Obama : Plus de chèques en blanc aux industries de défense

Le président américain Barack Obama a un objectif : faire passer le déficit budgétaire de 1.300 milliards de dollars à 533 milliards d’ici à la fin de son mandat. Pour y arriver, une des solutions retenues est de réformer le mode de passation des contrats publics, ce qui, selon l’actuel locataire de la Maison Blanche, devrait permettre d’économiser annuellement près de 40 milliards de dollars.

« Nous dépensons de l’argent pour des choses dont nous n’avons pas besoin et nous payons plus que nécessaire » a-t-il constaté. Et ses propos visent plus particulièrement le secteur de l’armement. « L’époque où l’on signait des chèques en blanc aux indutriels de la défense est révolue » a déclaré, ce 4 mars, le président américain à la presse.

Et Barack Obama de se livrer à un réquisitoire en règle contre les pratiques qui ont jusqu’à présent cours au Pentagone. Il a ainsi évoqué l’existence de conflits d’intérêt lors du choix de certains programmes, ce que son rival malheureux à l’élection présidentielle de novembre dernier, le républicain John McCain, avait dénoncé lors de l’attribution du marché des avions ravitailleurs de l’US Air Force à Boeing en 2003.
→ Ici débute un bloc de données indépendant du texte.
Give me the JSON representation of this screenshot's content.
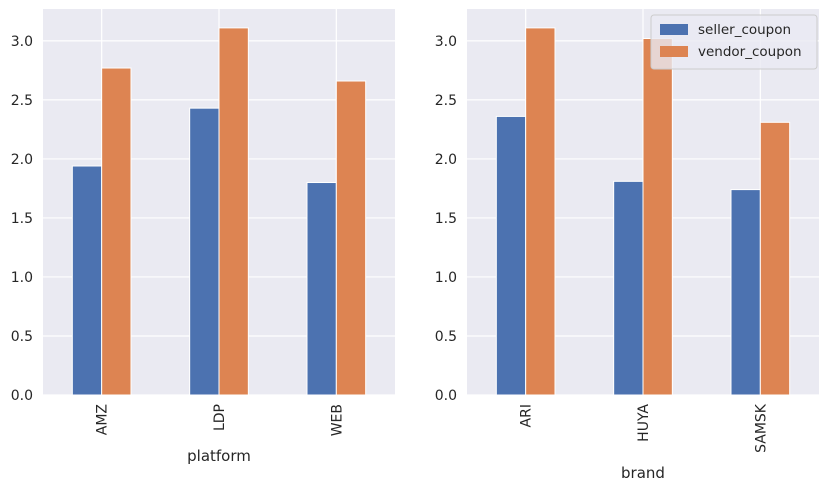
{
  "chart_data": [
    {
      "type": "bar",
      "categories": [
        "AMZ",
        "LDP",
        "WEB"
      ],
      "series": [
        {
          "name": "seller_coupon",
          "values": [
            1.94,
            2.43,
            1.8
          ],
          "color": "#4c72b0"
        },
        {
          "name": "vendor_coupon",
          "values": [
            2.77,
            3.11,
            2.66
          ],
          "color": "#dd8452"
        }
      ],
      "xlabel": "platform",
      "ylabel": "",
      "ylim": [
        0,
        3.27
      ],
      "yticks": [
        "0.0",
        "0.5",
        "1.0",
        "1.5",
        "2.0",
        "2.5",
        "3.0"
      ],
      "grid": true,
      "legend": "none"
    },
    {
      "type": "bar",
      "categories": [
        "ARI",
        "HUYA",
        "SAMSK"
      ],
      "series": [
        {
          "name": "seller_coupon",
          "values": [
            2.36,
            1.81,
            1.74
          ],
          "color": "#4c72b0"
        },
        {
          "name": "vendor_coupon",
          "values": [
            3.11,
            3.02,
            2.31
          ],
          "color": "#dd8452"
        }
      ],
      "xlabel": "brand",
      "ylabel": "",
      "ylim": [
        0,
        3.27
      ],
      "yticks": [
        "0.0",
        "0.5",
        "1.0",
        "1.5",
        "2.0",
        "2.5",
        "3.0"
      ],
      "grid": true,
      "legend": "top-right"
    }
  ],
  "style": {
    "plot_background": "#eaeaf2",
    "grid_color": "#ffffff"
  }
}
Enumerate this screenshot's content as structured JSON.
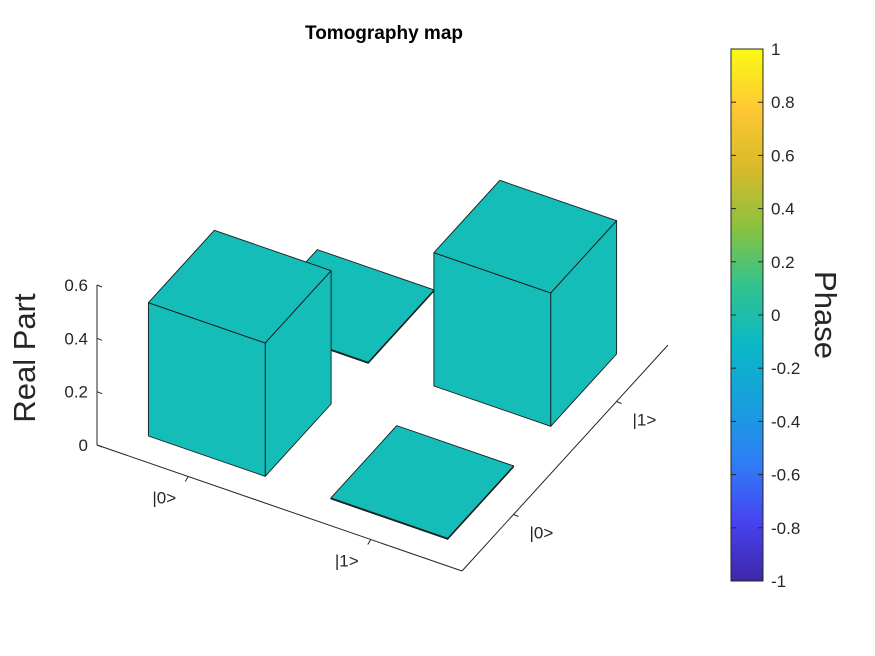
{
  "chart_data": {
    "type": "bar3d",
    "title": "Tomography map",
    "zlabel": "Real Part",
    "row_labels": [
      "|0>",
      "|1>"
    ],
    "col_labels": [
      "|0>",
      "|1>"
    ],
    "zlim": [
      0,
      0.6
    ],
    "zticks": [
      "0",
      "0.2",
      "0.4",
      "0.6"
    ],
    "values": [
      [
        0.5,
        0.0
      ],
      [
        0.0,
        0.5
      ]
    ],
    "phase": [
      [
        0,
        0
      ],
      [
        0,
        0
      ]
    ],
    "bar_color": "#14BDB8",
    "colorbar": {
      "label": "Phase",
      "range": [
        -1,
        1
      ],
      "ticks": [
        "1",
        "0.8",
        "0.6",
        "0.4",
        "0.2",
        "0",
        "-0.2",
        "-0.4",
        "-0.6",
        "-0.8",
        "-1"
      ],
      "colormap": [
        "#3E26A8",
        "#4743F1",
        "#2E7EF6",
        "#189FDD",
        "#0BB8C6",
        "#32C38E",
        "#8CC13E",
        "#D9BA29",
        "#FEC832",
        "#F9FB15"
      ]
    }
  }
}
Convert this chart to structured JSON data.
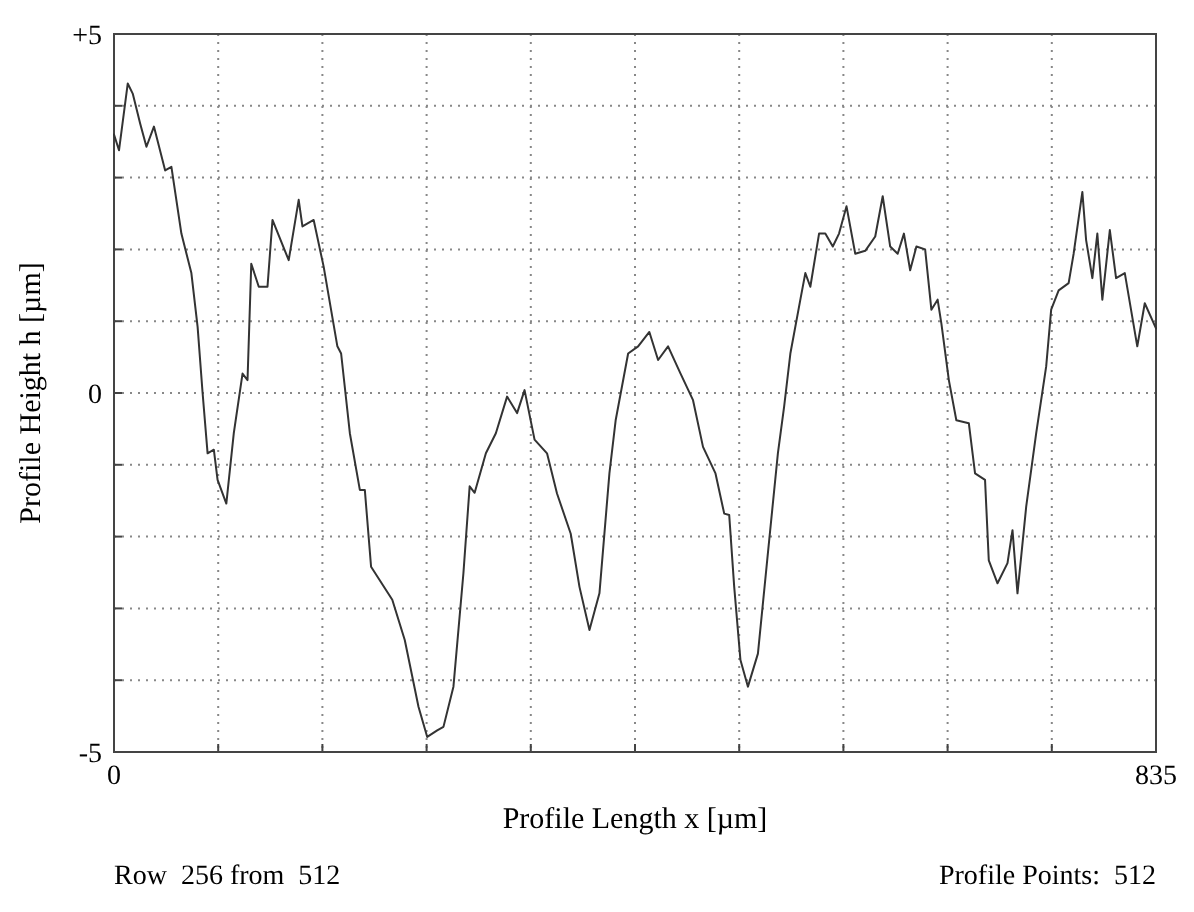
{
  "chart_data": {
    "type": "line",
    "xlabel": "Profile Length x [µm]",
    "ylabel": "Profile Height h [µm]",
    "annotations": [
      "Row  256 from  512",
      "Profile Points:  512"
    ],
    "xlim": [
      0,
      835
    ],
    "ylim": [
      -5,
      5
    ],
    "xticks": [
      0,
      {
        "value": 83.5,
        "label": null
      },
      {
        "value": 167,
        "label": null
      },
      {
        "value": 250.5,
        "label": null
      },
      {
        "value": 334,
        "label": null
      },
      {
        "value": 417.5,
        "label": null
      },
      {
        "value": 501,
        "label": null
      },
      {
        "value": 584.5,
        "label": null
      },
      {
        "value": 668,
        "label": null
      },
      {
        "value": 751.5,
        "label": null
      },
      835
    ],
    "yticks": [
      {
        "value": 5,
        "label": "+5"
      },
      {
        "value": 4,
        "label": null
      },
      {
        "value": 3,
        "label": null
      },
      {
        "value": 2,
        "label": null
      },
      {
        "value": 1,
        "label": null
      },
      0,
      {
        "value": -1,
        "label": null
      },
      {
        "value": -2,
        "label": null
      },
      {
        "value": -3,
        "label": null
      },
      {
        "value": -4,
        "label": null
      },
      -5
    ],
    "grid": true,
    "line_style": "solid",
    "marker": "none",
    "x": [
      0,
      4,
      11,
      15,
      21,
      26,
      32,
      41,
      46,
      54,
      62,
      67,
      71,
      75,
      80,
      83,
      90,
      96,
      103,
      107,
      110,
      116,
      123,
      127,
      140,
      148,
      151,
      160,
      168,
      179,
      182,
      189,
      197,
      201,
      206,
      223,
      233,
      244,
      251,
      259,
      264,
      272,
      280,
      285,
      289,
      298,
      306,
      315,
      323,
      329,
      337,
      347,
      355,
      366,
      373,
      381,
      389,
      397,
      402,
      412,
      420,
      429,
      436,
      444,
      454,
      464,
      472,
      482,
      489,
      493,
      497,
      502,
      508,
      516,
      524,
      532,
      537,
      542,
      550,
      554,
      558,
      565,
      570,
      576,
      581,
      587,
      594,
      602,
      610,
      616,
      622,
      628,
      633,
      638,
      643,
      650,
      655,
      660,
      663,
      669,
      675,
      685,
      690,
      698,
      701,
      708,
      716,
      720,
      724,
      731,
      739,
      747,
      751,
      757,
      765,
      769,
      776,
      779,
      784,
      788,
      792,
      798,
      803,
      810,
      820,
      826,
      835
    ],
    "series": [
      {
        "color": "#333333",
        "values": [
          3.6,
          3.38,
          4.31,
          4.17,
          3.75,
          3.43,
          3.71,
          3.1,
          3.15,
          2.22,
          1.67,
          0.92,
          0,
          -0.84,
          -0.79,
          -1.21,
          -1.54,
          -0.56,
          0.27,
          0.18,
          1.8,
          1.48,
          1.48,
          2.41,
          1.85,
          2.69,
          2.32,
          2.41,
          1.76,
          0.65,
          0.55,
          -0.56,
          -1.35,
          -1.35,
          -2.42,
          -2.88,
          -3.44,
          -4.37,
          -4.79,
          -4.7,
          -4.65,
          -4.09,
          -2.51,
          -1.3,
          -1.39,
          -0.84,
          -0.56,
          -0.05,
          -0.28,
          0.04,
          -0.65,
          -0.84,
          -1.4,
          -1.96,
          -2.7,
          -3.3,
          -2.79,
          -1.12,
          -0.38,
          0.55,
          0.65,
          0.85,
          0.46,
          0.65,
          0.27,
          -0.1,
          -0.75,
          -1.12,
          -1.68,
          -1.7,
          -2.7,
          -3.72,
          -4.09,
          -3.63,
          -2.23,
          -0.84,
          -0.19,
          0.55,
          1.3,
          1.67,
          1.48,
          2.22,
          2.22,
          2.04,
          2.22,
          2.6,
          1.94,
          1.98,
          2.18,
          2.74,
          2.04,
          1.94,
          2.22,
          1.71,
          2.04,
          2.0,
          1.16,
          1.3,
          0.97,
          0.18,
          -0.38,
          -0.42,
          -1.12,
          -1.21,
          -2.33,
          -2.65,
          -2.37,
          -1.91,
          -2.79,
          -1.58,
          -0.56,
          0.37,
          1.16,
          1.43,
          1.53,
          1.94,
          2.8,
          2.13,
          1.6,
          2.22,
          1.3,
          2.27,
          1.6,
          1.67,
          0.65,
          1.25,
          0.9
        ]
      }
    ]
  }
}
« Nous allons mettre fin aux contrats inutiles, surfacturés, qui n’ont pas fait l’objet d’un appel d’offres et qui alourdissent une addition payée par les Américains » a prévenu Barack Obama. « Je regette ce choix, qui n’en est pas un, entre assurer la sécurité de la nation et gaspiller des milliards de dollars des contribuables » a-t-il encore ajouté.